Due to the winter closure of Tioga Road, Fletcher Peak is most commonly--and quite likely, only ever--climbed between May and November. Overnight parking is prohibited along Tioga Road from October 15th onwards, in which case Fletcher Peak may be climbed as an easy dayhike from Tuolumne Meadows. In early season, snow often lingers around Tuolumne Pass; even then, due to its southern exposure, the SW slope can often be snow-free.


Camping is allowed in all parts of the surrounding wilderness with an appropriate overnight permit. For more information, check out the Tuolumne Meadows Logistics page.

Good campsites are located along Rafferty Creek and in the vicinity of Tuolumne Pass & Vogelsang HS Camp. Closer camping can be found at Vogelsang Lake, but there are few trees and the area is more exposed to the sun.
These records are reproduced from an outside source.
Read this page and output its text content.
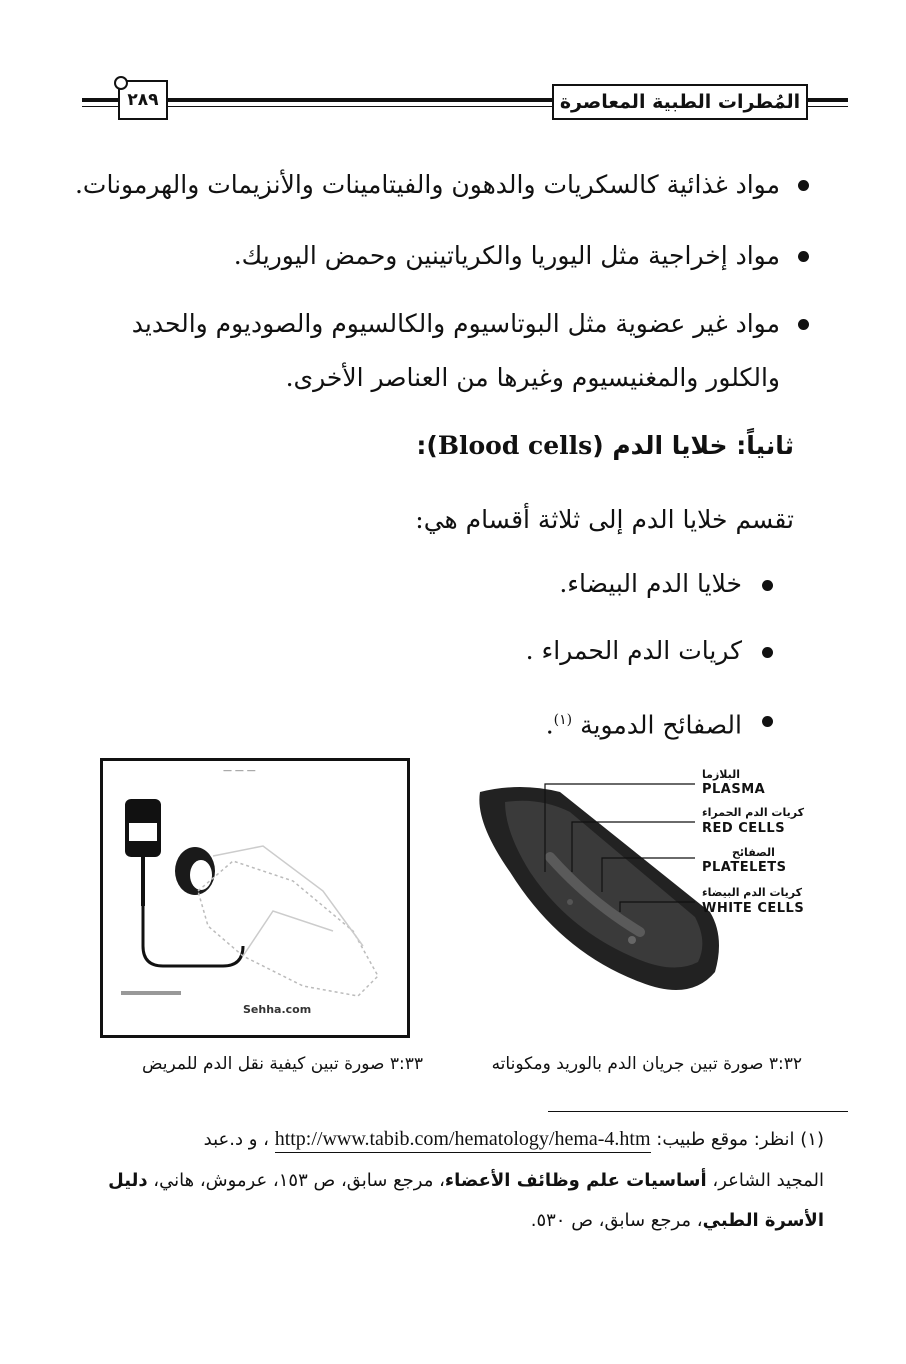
٢٨٩	المُطرات الطبية المعاصرة
مواد غذائية كالسكريات والدهون والفيتامينات والأنزيمات والهرمونات.
مواد إخراجية مثل اليوريا والكرياتينين وحمض اليوريك.
مواد غير عضوية مثل البوتاسيوم والكالسيوم والصوديوم والحديد
والكلور والمغنيسيوم وغيرها من العناصر الأخرى.
ثانياً: خلايا الدم (Blood cells):
تقسم خلايا الدم إلى ثلاثة أقسام هي:
خلايا الدم البيضاء.
كريات الدم الحمراء .
الصفائح الدموية $^{(١)}$.
— — —
Sehha.com
٣:٣٣ صورة تبين كيفية نقل الدم للمريض
البلازما
PLASMA
كريات الدم الحمراء
RED CELLS
الصفائح
PLATELETS
كريات الدم البيضاء
WHITE CELLS
٣:٣٢ صورة تبين جريان الدم بالوريد ومكوناته
(١) انظر: موقع طبيب: http://www.tabib.com/hematology/hema-4.htm ، و د.عبد
المجيد الشاعر، أساسيات علم وظائف الأعضاء، مرجع سابق، ص ١٥٣، عرموش، هاني، دليل
الأسرة الطبي، مرجع سابق، ص ٥٣٠.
This is a popular area, verging on overused, and rangers are often encountered--so despite the inconvenience of permits, rogue camping would be a risky proposition here. A day hike is really the more enjoyable option.

Mountain Conditions

Current conditions can be found on the NPS page.

More information may be found at the Tuolumne Meadows Logistics page.


"(Fletcher) creek and lake were named in 1895 by Lt. N. F. McClure, for Arthur G. Fletcher, of the State Board of Fish Commissioners, who was instrumental in stocking the streams in Yosemite National Park. (Farquhar: Mclure.) The creek and "Fletcher Lake" were on the first edition of the Mt. Lyell 30' map, 1901. The peak was first named on the ninth edition, 1948. It had formerly been called "Baker Peak," after a cook at the Boothe Lake High Sierra Camp. (BGN, 1932.)"
- Peter Browning, Place Names of the Sierra Nevada

"Lieutenant Benson was especially interested in propagating trout in the lakes and streams of the [Yosemite] Park and to that end cooperated with the State Fish and Game Commisioners, whose names were given to lakes Babcock, Emeric, Fletcher, Murdock, and Vogelsang."